En este plano político la reina que ha tenido a quince primeros ministros, ha conocido a siete papas e innumerables jefes de Estado en los demás países de su entorno, y con todos ha hecho gala de discreción y de buen hacer. Su influencia se ha basado en sus silencios, su ejemplo, su dignidad, su discreción, su exquisita neutralidad, su sentido de Estado, que falta a tantos políticos, y que ella ha colocado por encima de todo. Su conducta personal ha sido siempre intachable, como debe ser la de un monarca, alejada de todo escándalo personal. 

En definitiva, una gran profesional que hizo de su sentido del deber el norte de su vida y que exigía que los de su entorno hicieran lo mismo. Por eso impidió a su hermana casarse con el amor de su vida. Como mujer se casó enamorada y tuvo que aguantar malhumores y otras cosas de un marido con ácido sentido del humor y nunca del todo satisfecho con el papel secundario que le otorgaba el protocolo. Isabel II daba imagen de mujer fría que hace recordar aquella frase atribuida a Lord Byron de que “cuanto más conozco a los hombres, más quiero a mi perro”, porque donde ella estaba realmente –y nunca mejor dicho– a gusto era en Balmoral con sus perros, sus caballos y su caza. Eso es lo que de verdad le gustaba. La frialdad con la que trató la muerte de la princesa Diana, por antipática que le fuera, causó estupor entre sus súbditos. No entendía qué significaba eso de ser “la princesa del pueblo” porque la idea resultaba totalmente ajena a su concepto distante de la monarquía, envuelta en una pompa de otras épocas que los británicos cuidan (y explotan) como nadie. Pero supo rectificar cuando Tony Blair la puso delante del espejo en el que según ella misma confesó fue su annus horribilis. Y lo superó hasta el punto de dejar la institución con un alto grado de popularidad a su muerte, que no es seguro que su hijo vaya a ser capaz mantener. 

En su dimensión como madre, lo primero que hay que entender es que la relación con los hijos en el Reino Unido es diferente que en España, es más distante y aún más entre las clases altas de la que se sin duda la sociedad más clasista de Occidente, y no me atrevo a decir del mundo porque ahí está la India, donde las categorías tienen rango legal. En ningún lugar más que en el Reino Unido se le ocurre a un diputado insultar a un policía llamándole “plebeyo”. Y sus hijos y nietos le han dado muchos problemas, algunos muy recientes, a lo largo de sus setenta años de reinado, chismes que han llenado páginas de los tabloides de medio mundo. Ha procurado ayudarles pero siempre poniendo por delante sus deberes como monarca con respeto a la tradición, pero introduciendo también algunos toques de prudente modernidad como cuando autorizó la boda del actual rey con una mujer divorciada. 
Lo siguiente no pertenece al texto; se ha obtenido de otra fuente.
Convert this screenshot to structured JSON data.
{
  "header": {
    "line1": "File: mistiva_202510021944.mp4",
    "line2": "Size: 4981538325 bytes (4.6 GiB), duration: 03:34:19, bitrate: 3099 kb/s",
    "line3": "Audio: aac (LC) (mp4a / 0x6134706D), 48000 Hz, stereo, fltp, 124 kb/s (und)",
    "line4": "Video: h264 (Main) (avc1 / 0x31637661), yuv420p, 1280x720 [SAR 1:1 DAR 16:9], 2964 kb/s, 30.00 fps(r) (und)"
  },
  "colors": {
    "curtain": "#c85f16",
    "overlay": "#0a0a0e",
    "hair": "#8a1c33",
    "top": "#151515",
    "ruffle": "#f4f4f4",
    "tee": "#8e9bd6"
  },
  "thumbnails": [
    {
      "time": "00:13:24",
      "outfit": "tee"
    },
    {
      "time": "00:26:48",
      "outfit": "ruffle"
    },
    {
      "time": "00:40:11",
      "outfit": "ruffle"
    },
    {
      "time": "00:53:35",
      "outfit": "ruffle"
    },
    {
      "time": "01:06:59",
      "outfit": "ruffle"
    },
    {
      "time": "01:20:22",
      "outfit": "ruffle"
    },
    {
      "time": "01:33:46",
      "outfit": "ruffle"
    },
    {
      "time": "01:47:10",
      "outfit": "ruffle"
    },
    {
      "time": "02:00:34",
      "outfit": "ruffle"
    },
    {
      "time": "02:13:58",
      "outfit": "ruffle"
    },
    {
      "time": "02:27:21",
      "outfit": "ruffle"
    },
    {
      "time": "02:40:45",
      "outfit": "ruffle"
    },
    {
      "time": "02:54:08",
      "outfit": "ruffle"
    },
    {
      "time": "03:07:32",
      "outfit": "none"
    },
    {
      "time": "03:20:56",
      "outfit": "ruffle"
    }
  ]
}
Y esto nos lleva a la cuarta dimensión del monarca en el Reino Unido que no deja de ser peculiar pues Carlos III, divorciado, es jefe la Iglesia Anglicana que no acepta el divorcio cuando fue creada con un rey, Enrique VIII, que lo que quería era precisamente divorciarse de Catalina de Aragón. Lo que se dice rizar el rizo. Esta doble legitimidad política y religiosa la comparte el monarca británico con el rey de Marruecos, el de Arabia Saudí y algunos monarcas del sureste asiático como Tailandia o Bután, con la enorme diferencia de que en el Reino Unido el rey preside una democracia asentada y de vieja raigambre que muestra a los añorantes de la república que las monarquías pueden ser tan democráticas como ellas. O bastante más. 

Descanse en paz. Ojalá su ejemplo perdure.

Jorge Dezcallar es embajador de España.